Risk factors for general medicine readmissions and association with mortality.
N Z Med J. 2014 May 23;127(1394):42-50
Authors: Aljishi M, Parekh K
AIMS: To investigate general medicine readmissions for risk factors and association with mortality.
METHOD: A case control study was performed comparing the characteristics of 30-day general medicine patients readmitted between 1 January to 30 June 2012 to a general medicine service at Capital and Coast District Health Board (Wellington region, New Zealand) with an equal number of randomly selected patients not readmitted to the service during the same time period.
RESULTS: 197 patients discharged from general medicine were readmitted during the 6-month study period. There were no differences in the sex, ethnicity, residential care at admission, history of dementia, length of admission or weekend discharge of readmitted patients compared to non-readmitted patients. The mean age, number of medications and comorbidities score were higher in the readmission group. Readmission (even after controlling for age, polypharmacy, and comorbidities) was a strong predictor of 1-year all-cause mortality, with an odds ratio of 2.2. Twenty-one percent of readmission patients had more than one general medicine readmission, up to 30 days between each, with even higher mortality rate compared to one readmission (49% vs. 28%).

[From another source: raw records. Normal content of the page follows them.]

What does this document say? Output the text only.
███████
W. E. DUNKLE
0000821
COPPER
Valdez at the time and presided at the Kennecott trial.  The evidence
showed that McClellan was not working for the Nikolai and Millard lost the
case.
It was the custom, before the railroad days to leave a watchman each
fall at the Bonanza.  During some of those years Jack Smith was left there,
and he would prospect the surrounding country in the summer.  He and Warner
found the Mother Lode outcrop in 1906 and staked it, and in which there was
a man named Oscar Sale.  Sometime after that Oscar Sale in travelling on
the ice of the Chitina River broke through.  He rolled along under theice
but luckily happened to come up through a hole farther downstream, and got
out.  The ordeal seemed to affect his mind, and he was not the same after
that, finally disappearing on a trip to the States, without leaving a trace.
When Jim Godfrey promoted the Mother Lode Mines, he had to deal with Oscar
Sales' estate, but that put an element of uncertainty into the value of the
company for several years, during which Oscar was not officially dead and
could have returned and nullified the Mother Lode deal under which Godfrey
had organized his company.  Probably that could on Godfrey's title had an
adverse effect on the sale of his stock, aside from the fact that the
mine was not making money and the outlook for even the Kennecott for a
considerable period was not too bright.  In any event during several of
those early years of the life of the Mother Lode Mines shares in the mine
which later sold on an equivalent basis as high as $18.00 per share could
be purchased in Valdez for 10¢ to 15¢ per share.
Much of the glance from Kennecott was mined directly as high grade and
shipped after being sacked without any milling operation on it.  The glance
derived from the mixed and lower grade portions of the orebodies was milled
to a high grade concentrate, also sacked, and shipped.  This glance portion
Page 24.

CONCLUSION: Readmission to general medicine is strongly associated with older age, polypharmacy, and multiple comorbidities. Readmission is an independent strong risk factor for 1-year mortality, with this risk increasing after multiple readmissions. Readmissions can be a marker of deteriorating patient's condition, and a discussion in relation to prognosis, ceiling of treatment, resuscitation status documentation and advance directive may be warranted.